The funds route is no less complicated. Once the approval comes through, the sanctioned money goes to the local zilla parishad. The zilla parishad gives it to the local Block Development Officer (BDO), who then passes it on to the gram sabha concerned. Besides, the money is given in two instalments of Rs 1 lakh each.
Officials suggested an easier procedure as the villages were put off by the red tape: eligibility to be decided by a panel comprising the collector, SP and zilla parishad CEO. The idea was okayed but is far from being implemented.

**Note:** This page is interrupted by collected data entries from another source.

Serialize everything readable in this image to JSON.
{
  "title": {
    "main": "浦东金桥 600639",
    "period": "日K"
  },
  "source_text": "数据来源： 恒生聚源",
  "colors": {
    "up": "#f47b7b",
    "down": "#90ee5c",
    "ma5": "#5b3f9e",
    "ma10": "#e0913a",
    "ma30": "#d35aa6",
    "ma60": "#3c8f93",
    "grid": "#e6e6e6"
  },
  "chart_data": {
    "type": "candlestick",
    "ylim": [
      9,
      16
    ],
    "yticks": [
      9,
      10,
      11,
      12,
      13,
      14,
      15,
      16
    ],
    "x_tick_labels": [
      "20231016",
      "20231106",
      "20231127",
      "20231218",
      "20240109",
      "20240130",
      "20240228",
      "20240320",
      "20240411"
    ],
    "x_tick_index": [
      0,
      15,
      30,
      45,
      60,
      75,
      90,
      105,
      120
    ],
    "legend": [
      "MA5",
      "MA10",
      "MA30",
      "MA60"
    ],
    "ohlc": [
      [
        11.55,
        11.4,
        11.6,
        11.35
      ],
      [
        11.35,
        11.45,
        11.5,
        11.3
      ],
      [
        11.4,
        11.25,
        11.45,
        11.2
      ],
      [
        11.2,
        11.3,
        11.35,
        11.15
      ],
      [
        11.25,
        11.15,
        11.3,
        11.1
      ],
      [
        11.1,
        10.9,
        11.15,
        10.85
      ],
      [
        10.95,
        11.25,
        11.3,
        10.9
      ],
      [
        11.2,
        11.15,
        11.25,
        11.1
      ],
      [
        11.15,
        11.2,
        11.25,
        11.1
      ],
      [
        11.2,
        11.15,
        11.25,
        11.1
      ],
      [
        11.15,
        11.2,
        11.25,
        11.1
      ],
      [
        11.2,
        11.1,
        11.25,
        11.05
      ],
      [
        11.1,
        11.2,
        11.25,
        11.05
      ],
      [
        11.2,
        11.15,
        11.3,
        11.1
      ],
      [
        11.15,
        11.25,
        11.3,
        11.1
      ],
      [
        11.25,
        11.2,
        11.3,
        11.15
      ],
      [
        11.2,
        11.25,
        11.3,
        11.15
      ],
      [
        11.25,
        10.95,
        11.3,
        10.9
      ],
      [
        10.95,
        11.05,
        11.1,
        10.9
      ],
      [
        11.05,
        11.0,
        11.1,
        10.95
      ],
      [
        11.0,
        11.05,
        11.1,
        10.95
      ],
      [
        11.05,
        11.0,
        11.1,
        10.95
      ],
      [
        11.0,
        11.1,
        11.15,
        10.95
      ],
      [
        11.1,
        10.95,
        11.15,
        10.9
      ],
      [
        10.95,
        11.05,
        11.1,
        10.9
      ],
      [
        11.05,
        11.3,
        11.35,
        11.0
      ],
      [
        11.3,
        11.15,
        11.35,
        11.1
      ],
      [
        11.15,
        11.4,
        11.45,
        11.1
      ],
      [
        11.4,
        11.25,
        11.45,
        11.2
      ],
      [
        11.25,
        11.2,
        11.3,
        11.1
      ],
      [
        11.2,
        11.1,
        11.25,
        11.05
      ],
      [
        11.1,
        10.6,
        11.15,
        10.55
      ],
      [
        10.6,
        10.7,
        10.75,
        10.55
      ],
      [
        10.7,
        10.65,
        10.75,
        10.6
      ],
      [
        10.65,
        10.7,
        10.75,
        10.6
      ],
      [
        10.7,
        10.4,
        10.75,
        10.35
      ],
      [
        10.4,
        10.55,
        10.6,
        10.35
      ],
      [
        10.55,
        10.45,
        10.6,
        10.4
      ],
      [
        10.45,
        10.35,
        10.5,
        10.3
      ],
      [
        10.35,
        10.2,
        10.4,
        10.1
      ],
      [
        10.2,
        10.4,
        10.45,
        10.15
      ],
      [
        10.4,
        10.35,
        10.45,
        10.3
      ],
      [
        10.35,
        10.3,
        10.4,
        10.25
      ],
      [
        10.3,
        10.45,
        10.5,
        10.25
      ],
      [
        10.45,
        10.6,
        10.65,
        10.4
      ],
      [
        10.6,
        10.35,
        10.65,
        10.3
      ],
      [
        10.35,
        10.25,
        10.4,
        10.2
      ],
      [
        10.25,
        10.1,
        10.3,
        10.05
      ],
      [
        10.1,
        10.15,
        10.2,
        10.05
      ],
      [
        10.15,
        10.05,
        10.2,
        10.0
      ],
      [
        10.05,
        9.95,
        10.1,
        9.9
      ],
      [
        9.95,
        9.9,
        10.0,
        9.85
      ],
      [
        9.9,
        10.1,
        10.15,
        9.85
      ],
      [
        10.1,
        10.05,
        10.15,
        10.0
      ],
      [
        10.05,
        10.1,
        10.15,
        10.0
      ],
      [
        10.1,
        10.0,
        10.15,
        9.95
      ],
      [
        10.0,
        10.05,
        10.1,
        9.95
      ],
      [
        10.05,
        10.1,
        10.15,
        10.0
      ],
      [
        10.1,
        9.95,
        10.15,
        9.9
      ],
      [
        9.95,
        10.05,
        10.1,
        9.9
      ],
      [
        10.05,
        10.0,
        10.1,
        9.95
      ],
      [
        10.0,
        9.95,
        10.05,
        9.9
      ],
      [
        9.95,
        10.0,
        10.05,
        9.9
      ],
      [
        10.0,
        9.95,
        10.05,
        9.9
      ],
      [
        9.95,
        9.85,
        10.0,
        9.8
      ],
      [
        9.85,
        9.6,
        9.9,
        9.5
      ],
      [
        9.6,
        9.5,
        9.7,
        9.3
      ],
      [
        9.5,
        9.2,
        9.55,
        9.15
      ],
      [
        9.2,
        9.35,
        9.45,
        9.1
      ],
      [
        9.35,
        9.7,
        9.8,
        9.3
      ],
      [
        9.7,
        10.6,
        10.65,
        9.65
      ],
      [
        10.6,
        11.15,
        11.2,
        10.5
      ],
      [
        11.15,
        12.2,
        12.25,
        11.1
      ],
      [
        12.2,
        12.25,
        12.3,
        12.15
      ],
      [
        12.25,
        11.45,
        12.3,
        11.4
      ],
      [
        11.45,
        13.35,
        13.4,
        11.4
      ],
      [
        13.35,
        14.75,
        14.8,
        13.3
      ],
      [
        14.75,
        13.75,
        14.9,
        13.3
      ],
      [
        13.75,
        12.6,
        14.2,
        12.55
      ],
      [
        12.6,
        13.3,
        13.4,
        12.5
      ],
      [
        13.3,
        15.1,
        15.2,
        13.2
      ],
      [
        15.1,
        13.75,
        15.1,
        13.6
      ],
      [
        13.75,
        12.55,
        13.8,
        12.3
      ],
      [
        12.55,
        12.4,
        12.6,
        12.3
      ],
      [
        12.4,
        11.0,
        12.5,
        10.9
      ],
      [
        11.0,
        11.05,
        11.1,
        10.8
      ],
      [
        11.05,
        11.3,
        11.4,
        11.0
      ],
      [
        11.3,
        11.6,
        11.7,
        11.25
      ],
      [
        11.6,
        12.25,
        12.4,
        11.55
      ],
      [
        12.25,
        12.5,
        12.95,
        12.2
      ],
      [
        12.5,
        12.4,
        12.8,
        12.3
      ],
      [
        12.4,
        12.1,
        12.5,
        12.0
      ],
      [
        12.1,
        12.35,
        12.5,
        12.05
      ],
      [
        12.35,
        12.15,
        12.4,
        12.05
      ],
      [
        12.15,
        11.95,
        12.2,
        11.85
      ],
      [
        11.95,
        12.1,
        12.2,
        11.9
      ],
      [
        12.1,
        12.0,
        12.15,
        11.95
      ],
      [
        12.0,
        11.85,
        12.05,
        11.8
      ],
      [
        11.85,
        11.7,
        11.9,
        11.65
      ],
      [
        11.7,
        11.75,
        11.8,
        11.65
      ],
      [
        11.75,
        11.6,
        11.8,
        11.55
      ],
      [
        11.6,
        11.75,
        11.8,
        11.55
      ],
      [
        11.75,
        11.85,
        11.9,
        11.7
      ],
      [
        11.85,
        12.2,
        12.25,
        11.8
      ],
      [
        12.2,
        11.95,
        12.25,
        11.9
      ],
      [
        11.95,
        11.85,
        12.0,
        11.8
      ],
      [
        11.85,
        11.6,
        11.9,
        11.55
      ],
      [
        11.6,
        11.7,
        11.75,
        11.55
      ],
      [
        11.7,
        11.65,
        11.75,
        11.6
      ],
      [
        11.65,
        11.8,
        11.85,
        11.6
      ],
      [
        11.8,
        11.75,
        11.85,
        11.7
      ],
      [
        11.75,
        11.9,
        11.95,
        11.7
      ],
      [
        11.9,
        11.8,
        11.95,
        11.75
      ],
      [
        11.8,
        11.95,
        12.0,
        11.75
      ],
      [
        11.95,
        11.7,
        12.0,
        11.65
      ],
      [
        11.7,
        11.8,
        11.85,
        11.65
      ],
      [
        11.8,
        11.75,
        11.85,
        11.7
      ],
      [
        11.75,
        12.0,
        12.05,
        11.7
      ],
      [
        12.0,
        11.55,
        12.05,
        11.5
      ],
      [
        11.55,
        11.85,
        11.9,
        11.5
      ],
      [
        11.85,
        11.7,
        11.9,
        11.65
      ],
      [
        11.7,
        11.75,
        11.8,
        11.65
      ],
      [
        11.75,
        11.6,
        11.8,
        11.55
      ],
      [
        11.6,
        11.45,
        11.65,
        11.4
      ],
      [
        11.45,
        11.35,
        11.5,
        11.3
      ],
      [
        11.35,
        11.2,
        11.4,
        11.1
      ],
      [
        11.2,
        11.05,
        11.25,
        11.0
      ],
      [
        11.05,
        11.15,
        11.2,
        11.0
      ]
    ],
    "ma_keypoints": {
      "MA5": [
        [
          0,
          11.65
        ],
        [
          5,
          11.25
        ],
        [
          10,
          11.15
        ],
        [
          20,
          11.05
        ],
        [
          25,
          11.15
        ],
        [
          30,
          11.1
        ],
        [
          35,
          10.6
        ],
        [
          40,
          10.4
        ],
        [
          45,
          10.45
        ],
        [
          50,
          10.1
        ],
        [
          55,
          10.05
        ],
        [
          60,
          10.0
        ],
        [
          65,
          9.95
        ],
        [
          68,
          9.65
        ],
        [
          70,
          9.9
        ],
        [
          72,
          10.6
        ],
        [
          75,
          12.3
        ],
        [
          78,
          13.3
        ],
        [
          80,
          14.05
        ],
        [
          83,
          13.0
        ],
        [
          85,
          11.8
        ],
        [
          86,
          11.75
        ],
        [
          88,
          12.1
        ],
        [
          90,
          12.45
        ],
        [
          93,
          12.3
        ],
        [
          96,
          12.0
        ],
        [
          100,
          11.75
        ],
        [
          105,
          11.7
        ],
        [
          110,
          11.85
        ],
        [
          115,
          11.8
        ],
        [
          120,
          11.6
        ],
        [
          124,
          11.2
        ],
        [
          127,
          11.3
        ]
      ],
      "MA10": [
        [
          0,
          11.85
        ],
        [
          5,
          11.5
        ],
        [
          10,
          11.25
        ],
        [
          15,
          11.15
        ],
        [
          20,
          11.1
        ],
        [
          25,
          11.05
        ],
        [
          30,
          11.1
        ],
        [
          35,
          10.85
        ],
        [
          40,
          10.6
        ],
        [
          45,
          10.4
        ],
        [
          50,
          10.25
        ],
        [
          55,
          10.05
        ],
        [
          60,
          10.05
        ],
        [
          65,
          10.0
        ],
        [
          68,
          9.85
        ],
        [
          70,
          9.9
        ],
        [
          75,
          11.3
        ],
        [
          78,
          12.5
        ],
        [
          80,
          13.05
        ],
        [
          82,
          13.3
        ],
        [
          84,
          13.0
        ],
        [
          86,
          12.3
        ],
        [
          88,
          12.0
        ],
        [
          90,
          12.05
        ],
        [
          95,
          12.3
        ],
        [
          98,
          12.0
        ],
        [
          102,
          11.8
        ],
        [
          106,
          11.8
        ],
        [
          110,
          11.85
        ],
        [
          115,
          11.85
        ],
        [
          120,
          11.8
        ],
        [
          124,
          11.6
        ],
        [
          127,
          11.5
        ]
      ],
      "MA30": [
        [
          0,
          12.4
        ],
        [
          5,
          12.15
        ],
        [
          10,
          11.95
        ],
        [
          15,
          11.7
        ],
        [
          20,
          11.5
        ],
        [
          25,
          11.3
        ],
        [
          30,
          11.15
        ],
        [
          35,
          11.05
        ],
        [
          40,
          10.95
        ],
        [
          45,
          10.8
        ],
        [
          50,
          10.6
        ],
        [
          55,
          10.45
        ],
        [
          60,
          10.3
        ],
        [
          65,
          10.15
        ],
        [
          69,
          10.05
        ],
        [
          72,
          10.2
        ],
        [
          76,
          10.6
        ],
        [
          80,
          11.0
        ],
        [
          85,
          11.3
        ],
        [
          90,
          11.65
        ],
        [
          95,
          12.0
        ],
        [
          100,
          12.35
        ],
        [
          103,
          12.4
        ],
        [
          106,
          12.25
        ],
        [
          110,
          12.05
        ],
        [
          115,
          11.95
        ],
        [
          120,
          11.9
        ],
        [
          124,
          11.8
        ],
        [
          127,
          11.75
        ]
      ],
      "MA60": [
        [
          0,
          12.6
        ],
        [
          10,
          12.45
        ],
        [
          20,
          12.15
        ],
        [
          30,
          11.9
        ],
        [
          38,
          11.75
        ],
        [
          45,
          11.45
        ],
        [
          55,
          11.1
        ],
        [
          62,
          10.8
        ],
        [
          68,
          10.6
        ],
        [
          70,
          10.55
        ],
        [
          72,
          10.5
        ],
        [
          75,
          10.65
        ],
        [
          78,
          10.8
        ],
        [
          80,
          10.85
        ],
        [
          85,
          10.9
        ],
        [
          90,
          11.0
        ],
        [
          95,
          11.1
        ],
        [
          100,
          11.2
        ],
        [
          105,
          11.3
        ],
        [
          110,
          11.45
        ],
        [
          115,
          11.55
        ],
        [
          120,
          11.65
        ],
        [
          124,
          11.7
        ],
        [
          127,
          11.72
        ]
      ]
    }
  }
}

The surrender policy is faring no better. Announced in August last year and now extended for a year, the policy offered Rs 2 lakh for a Naxal Dalam commander, Rs 1 lakh for his deputy, Rs 75,000 for Dalam members, Rs 40,000 for area rakshak (ARD), Rs 25,000 for gram rakshak dal (GRD) members and Rs 5,000 for Sangam members (supporting villagers). So far, only Rs 12 lakh have been spent.
The government had initially allocated Rs 5 crore, but according to Joint Secretary (Home Department) it was a technical provision and was later withdrawn. “The police have to spend from their regular funds,” Deshmukh said.